Morgan Stanley (NYSE:MS) economists provide insights into recent economic data and its implications for potential Fed rate cuts.
While market pricing has shifted in favor of two rate cuts this year, the July FOMC meeting is now seen as a reasonable direct meeting, Morgan Stanley said in a note to clients on Friday.
Accordingly, the market is still pricing in a number of rate moves this year. However, the brokerage added that more evidence is needed for the Fed to start cutting rates.

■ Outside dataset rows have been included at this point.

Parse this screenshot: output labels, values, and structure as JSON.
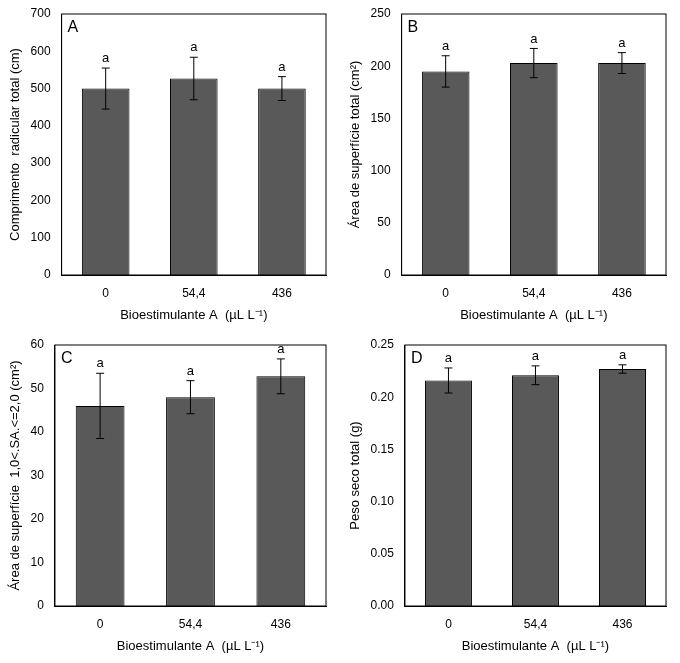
{
  "chart_data": [
    {
      "type": "bar",
      "title": "A",
      "categories": [
        "0",
        "54,4",
        "436"
      ],
      "values": [
        500,
        527,
        500
      ],
      "errors": [
        55,
        57,
        32
      ],
      "annotations": [
        "a",
        "a",
        "a"
      ],
      "color": "#595959",
      "x_label": "Bioestimulante A  (µL L⁻¹)",
      "y_label": "Comprimento  radicular total (cm)",
      "ylim": [
        0,
        700
      ],
      "yticks": [
        0,
        100,
        200,
        300,
        400,
        500,
        600,
        700
      ],
      "grid": false
    },
    {
      "type": "bar",
      "title": "B",
      "categories": [
        "0",
        "54,4",
        "436"
      ],
      "values": [
        195,
        203,
        203
      ],
      "errors": [
        15,
        14,
        10
      ],
      "annotations": [
        "a",
        "a",
        "a"
      ],
      "color": "#595959",
      "x_label": "Bioestimulante A  (µL L⁻¹)",
      "y_label": "Área de superfície total (cm²)",
      "ylim": [
        0,
        250
      ],
      "yticks": [
        0,
        50,
        100,
        150,
        200,
        250
      ],
      "grid": false
    },
    {
      "type": "bar",
      "title": "C",
      "categories": [
        "0",
        "54,4",
        "436"
      ],
      "values": [
        46,
        48,
        52.8
      ],
      "errors": [
        7.5,
        3.8,
        4
      ],
      "annotations": [
        "a",
        "a",
        "a"
      ],
      "color": "#595959",
      "x_label": "Bioestimulante A  (µL L⁻¹)",
      "y_label": "Área de superfície  1,0<.SA.<=2,0 (cm²)",
      "ylim": [
        0,
        60
      ],
      "yticks": [
        0,
        10,
        20,
        30,
        40,
        50,
        60
      ],
      "grid": false
    },
    {
      "type": "bar",
      "title": "D",
      "categories": [
        "0",
        "54,4",
        "436"
      ],
      "values": [
        0.216,
        0.221,
        0.227
      ],
      "errors": [
        0.012,
        0.009,
        0.004
      ],
      "annotations": [
        "a",
        "a",
        "a"
      ],
      "color": "#595959",
      "x_label": "Bioestimulante A  (µL L⁻¹)",
      "y_label": "Peso seco total (g)",
      "ylim": [
        0,
        0.25
      ],
      "yticks": [
        {
          "value": 0,
          "label": "0.00"
        },
        {
          "value": 0.05,
          "label": "0.05"
        },
        {
          "value": 0.1,
          "label": "0.10"
        },
        {
          "value": 0.15,
          "label": "0.15"
        },
        {
          "value": 0.2,
          "label": "0.20"
        },
        {
          "value": 0.25,
          "label": "0.25"
        }
      ],
      "grid": false
    }
  ]
}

The shift in expectations comes on the heels of a series of economic reports, including April jobs numbers and retail sales data, that have signaled a shift from previous upside surprises to downside surprises.
It is worth noting that the CPI data for April was not significantly lower than expectations, but rather in line with them, which provided relief to the financial markets.
Morgan Stanley had anticipated this change in direction, expecting inflation to return to the upside, but expected the Federal Reserve to keep interest rates on hold until September due to the volatility of the data.
Inflation figures appear to be on a downward trajectory based on April inflation figures. Core personal consumption expenditures (PCE) inflation, which rose to an annual rate of 4.4% in March from 1.6% in December 2023, is expected to slow, with the core PCE inflation rate for April expected to slow to 0.26% on a monthly basis compared to 0.32% in March.
Morgan Stanley expects the three-month annual pace to ease to 2.7% by June.